De-SPACs add incentive and cohort mechanics. Defaults add distress and missing-data problems. Earnings add a scheduled catalyst with an options-implied forecast. Lockups add dates disclosed months ahead, along with the practical work of extracting those dates from prospectuses.

Event classResearch clockMain mechanismPrimary failure mode
DilutionFiling and effectivenessNew supply and financing pressureBenign registrations and borrow
De-SPACMerger completionRedemptions, incentives, and float changeDeal selection and crowded shorts
DefaultPublic default noticeForced selling and distressStale prices and delistings
EarningsScheduled releaseExpectation versus realized moveGap tails and changing regimes
LockupContractual expirationPreviously restricted supplyEarly releases and hedged holders

Make the data point in time

Event data is messy because documents get amended, dates shift, and companies disappear. The curriculum should teach accession numbers, source timestamps, amendments, withdrawn filings, and the rule that every field must reflect what was knowable on the research date.

Students should build a table with one row per event, freeze the eligible universe, and join prices without dropping failed names. Then they should calculate raw and abnormal returns across fixed windows. A broad market or sector benchmark keeps a bad tape from masquerading as an event effect.

  1. State the event definition and timestamp.
  2. Collect the full population without reading future outcomes.
  3. Resolve amendments, duplicates, and overlapping events.
  4. Measure returns against a preselected benchmark.
  5. Split the result by economically meaningful conditions.
  6. Attack it with costs, tails, and alternative windows.

The best assignments include false friends. A resale registration does not necessarily expand shares, an S-1 is not immediately effective, and a de-SPAC completion does not guarantee available borrow. Correct classification matters more than a sophisticated regression on the wrong population.

Short-side mechanics belong in class

Many event strategies lean short, which makes execution part of the hypothesis. Locate availability, hard-to-borrow fees, recalls, buy-ins, squeezes, and dividend liability can consume an apparent edge. A backtest using close-to-close returns without these frictions describes a trade nobody could place at the displayed size.

Course exercises should haircut returns by observed or conservative borrow, impose liquidity and position limits, and show the negative-skew P&L path. Small frequent wins can coexist with a rare squeeze large enough to dominate the sample.

Risk controls should follow from the mechanism: cap names with tiny floats, diversify event dates, limit crowded sectors, avoid unresolved borrow, and define an exit clock. The student should learn why each gate exists rather than receive a list of arbitrary parameters.

End with a repeatable event study

The capstone should ask the student to take a new event class through the full loop, from definition to data collection, measurement, attack, and an operating screen. Repeating a provided notebook proves less than making defensible choices on an unfamiliar dataset.

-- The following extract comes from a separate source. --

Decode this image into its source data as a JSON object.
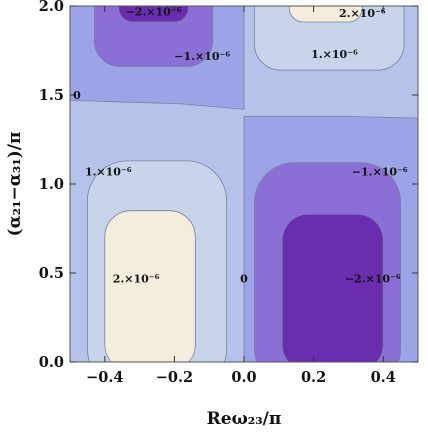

The course curriculum hub places event research inside a broader quant sequence. Within the course, Event Windows and Study Design establishes the clock and measurement rules before the dilution, de-SPAC, default, and catalyst modules put them to work.

A public sample lesson should reveal whether the course treats documents as data or as decoration. Look for an actual filing timestamp, an explicit classification rule, and a table that preserves events that later failed or disappeared. Then check whether the exercise can produce an inconvenient answer. If every provided event earns the expected return, the sample was curated to confirm the lecture. Real event populations contain benign filings, broken clocks, failed deals, untradeable shorts, and periods where the average changes sign. The curriculum should make you work through those cases rather than cleaning them away.

A useful event-driven trading course gives you more than a catalog of catalysts. It gives you a way to recognize a queryable event, reconstruct the information set, measure the population, and survive the implementation risks hidden inside the average. That method should transfer cleanly when the next unfamiliar filing or corporate action appears.